Dal Vangelo secondo Giovanni (3, 13-17) - Festa dell'Esaltazione della Santa Croce
Nessuno
è salito in cielo, se non colui che è disceso dal cielo: il Figlio dell'uomo. «E,
come Mosè innalzò il serpente nel deserto, così bisogna che il Figlio dell'uomo
sia innalzato, affinché chiunque crede in lui abbia vita eterna. Perché Dio ha
tanto amato il mondo, che ha dato il suo unigenito Figlio, affinché chiunque
crede in lui non perisca, ma abbia vita eterna. Infatti Dio non ha mandato
suo Figlio nel mondo per giudicare il mondo, ma perché il mondo sia salvato per
mezzo di lui.
COMMENTO
Momento culminante
di ogni premiazione di una competizione sportiva di livello mondiale è
l’innalzamento della bandiera del paese del vincitore con l’esecuzione
dell’inno nazionale.
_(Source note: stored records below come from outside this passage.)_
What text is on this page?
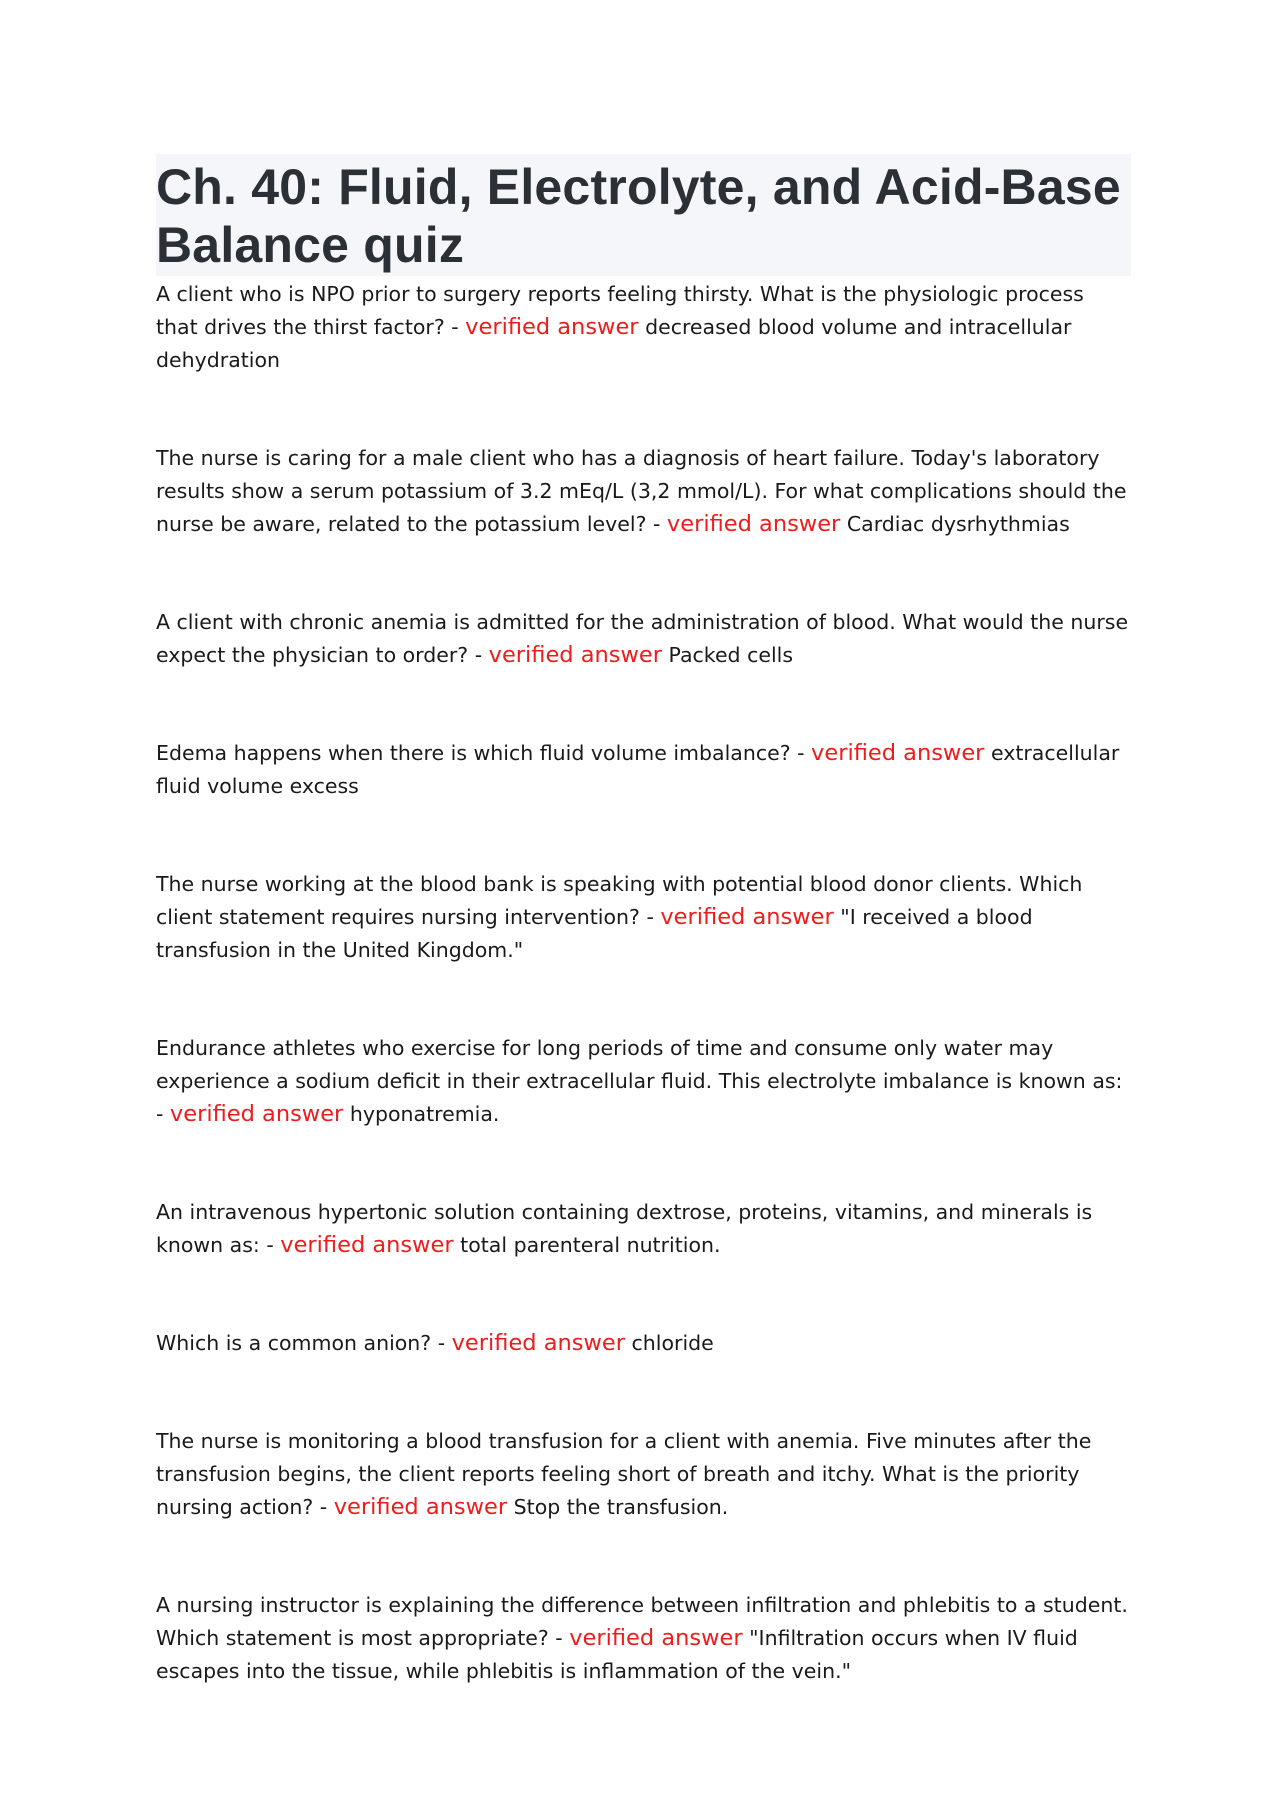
Ch. 40: Fluid, Electrolyte, and Acid-Base Balance quiz

A client who is NPO prior to surgery reports feeling thirsty. What is the physiologic process that drives the thirst factor? - verified answer decreased blood volume and intracellular dehydration

The nurse is caring for a male client who has a diagnosis of heart failure. Today's laboratory results show a serum potassium of 3.2 mEq/L (3,2 mmol/L). For what complications should the nurse be aware, related to the potassium level? - verified answer Cardiac dysrhythmias

A client with chronic anemia is admitted for the administration of blood. What would the nurse expect the physician to order? - verified answer Packed cells

Edema happens when there is which fluid volume imbalance? - verified answer extracellular fluid volume excess

The nurse working at the blood bank is speaking with potential blood donor clients. Which client statement requires nursing intervention? - verified answer "I received a blood transfusion in the United Kingdom."

Endurance athletes who exercise for long periods of time and consume only water may experience a sodium deficit in their extracellular fluid. This electrolyte imbalance is known as: - verified answer hyponatremia.

An intravenous hypertonic solution containing dextrose, proteins, vitamins, and minerals is known as: - verified answer total parenteral nutrition.

Which is a common anion? - verified answer chloride

The nurse is monitoring a blood transfusion for a client with anemia. Five minutes after the transfusion begins, the client reports feeling short of breath and itchy. What is the priority nursing action? - verified answer Stop the transfusion.

A nursing instructor is explaining the difference between infiltration and phlebitis to a student. Which statement is most appropriate? - verified answer "Infiltration occurs when IV fluid escapes into the tissue, while phlebitis is inflammation of the vein."
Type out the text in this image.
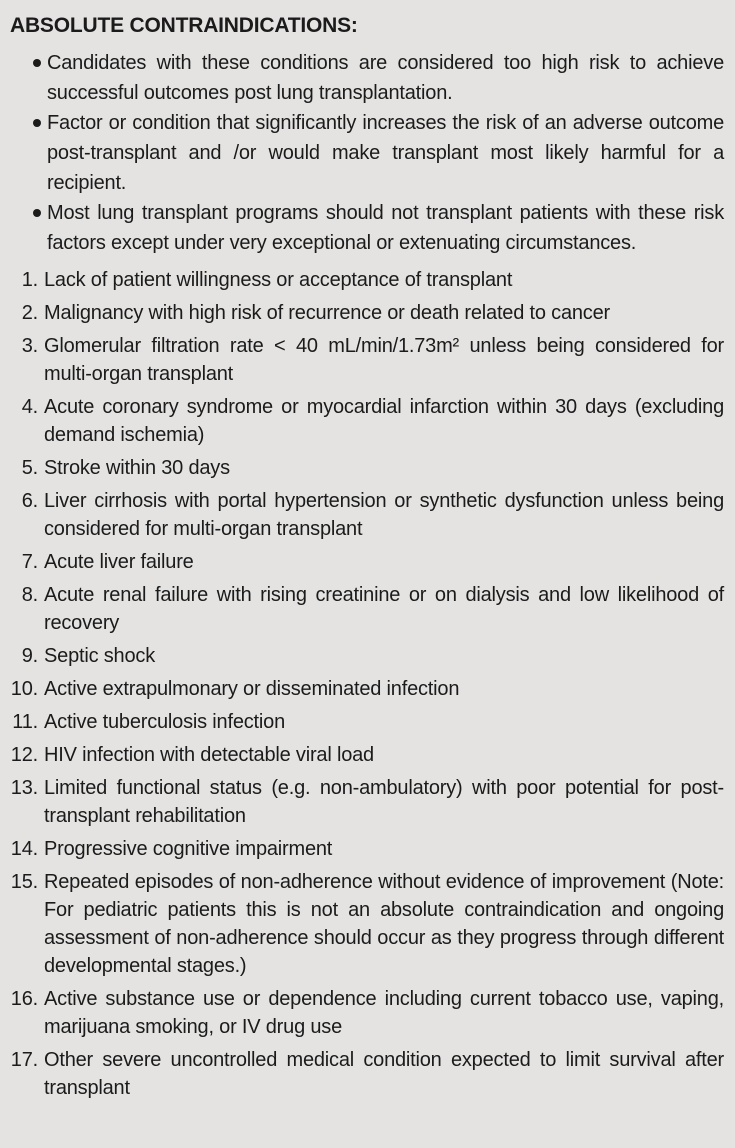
ABSOLUTE CONTRAINDICATIONS:
Candidates with these conditions are considered too high risk to achieve successful outcomes post lung transplantation.
Factor or condition that significantly increases the risk of an adverse outcome post-transplant and /or would make transplant most likely harmful for a recipient.
Most lung transplant programs should not transplant patients with these risk factors except under very exceptional or extenuating circumstances.
1. Lack of patient willingness or acceptance of transplant
2. Malignancy with high risk of recurrence or death related to cancer
3. Glomerular filtration rate < 40 mL/min/1.73m² unless being considered for multi-organ transplant
4. Acute coronary syndrome or myocardial infarction within 30 days (excluding demand ischemia)
5. Stroke within 30 days
6. Liver cirrhosis with portal hypertension or synthetic dysfunction unless being considered for multi-organ transplant
7. Acute liver failure
8. Acute renal failure with rising creatinine or on dialysis and low likelihood of recovery
9. Septic shock
10. Active extrapulmonary or disseminated infection
11. Active tuberculosis infection
12. HIV infection with detectable viral load
13. Limited functional status (e.g. non-ambulatory) with poor potential for post-transplant rehabilitation
14. Progressive cognitive impairment
15. Repeated episodes of non-adherence without evidence of improvement (Note: For pediatric patients this is not an absolute contraindication and ongoing assessment of non-adherence should occur as they progress through different developmental stages.)
16. Active substance use or dependence including current tobacco use, vaping, marijuana smoking, or IV drug use
17. Other severe uncontrolled medical condition expected to limit survival after transplant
In quella bandiera che sale sul pennone più alto non è
solo simboleggiata la vittoria di un atleta o di una squadra, ma vi si ritrova
il sano orgoglio e senso di appartenenza di un’intera collettività nazionale. Ciascun
connazionale del vincitore, pur non avendo fatto niente per vincere quella
medaglia, si sentirà felice di ascoltare il proprio inno nazionale e vedere, al
culmine della cerimonia, i colori del proprio paese innalzati al centro della
scena. Tutto ciò avviene secondo un certo senso di transfert emotivo e di auto-riconoscimento
in colui che nella nazionalità condivide una parte importante dei propri
sentimenti.
In questo
splendido colloquio notturno, Gesù annuncia a Nicodémo che “… come Mosè innalzò il serpente nel deserto, così bisogna che il
Figlio dell’uomo sia innalzato, affinché chiunque crede in lui abbia la vita
eterna”. Anche qui si parla di una vittoria, e direi di una vittoria più
decisiva, quanto meno più definitiva: quella dell’amore sull’odio, del perdono
sul rancore, del dono sull’auto-possesso. La vittoria della croce sulla morte.
La partecipazione
alla vittoria del Figlio di Dio è ben più di uno shock emotivo, è la partecipazione
reale ai suoi frutti, ai suoi benefici. Incredibile a dirsi ma è proprio così:
la vittoria sugli avversari, fondamentalmente sulla morte e sul suo
atleta-campione che è il peccato, è stata riportata da Gesù ma il premio è per
tutti quelli che credono in Lui.
Credere in lui non
potrà certo significare solamente guardare un crocifisso e contemplare la sua
morte. Nel contesto evangelico credere significa sempre anche coinvolgersi,
aderire con la propria vita alle sorti del Maestro, seguire le sue tracce,
prendere la propria croce e seguirlo, cioè vivere atti di accoglienza e di
misericordia, di semplice carità, di perdono verso l’offensore, di accettazione
delle avversità pur nella lotta: gesti questi, che da soli non potrebbero mai
valere ad aprirci le porte della vita eterna, ma che vissuti in comunione con
Cristo diventano segni della nostra fede che salva.
Il solo titolo di
merito di noi cristiani, la nostra bandiera, il nostro vanto è la croce di
Gesù, perché “Dio non ha mandato Figlio nel mondo per giudicare il mondo, ma
perché il mondo si salvi per mezzo di lui”.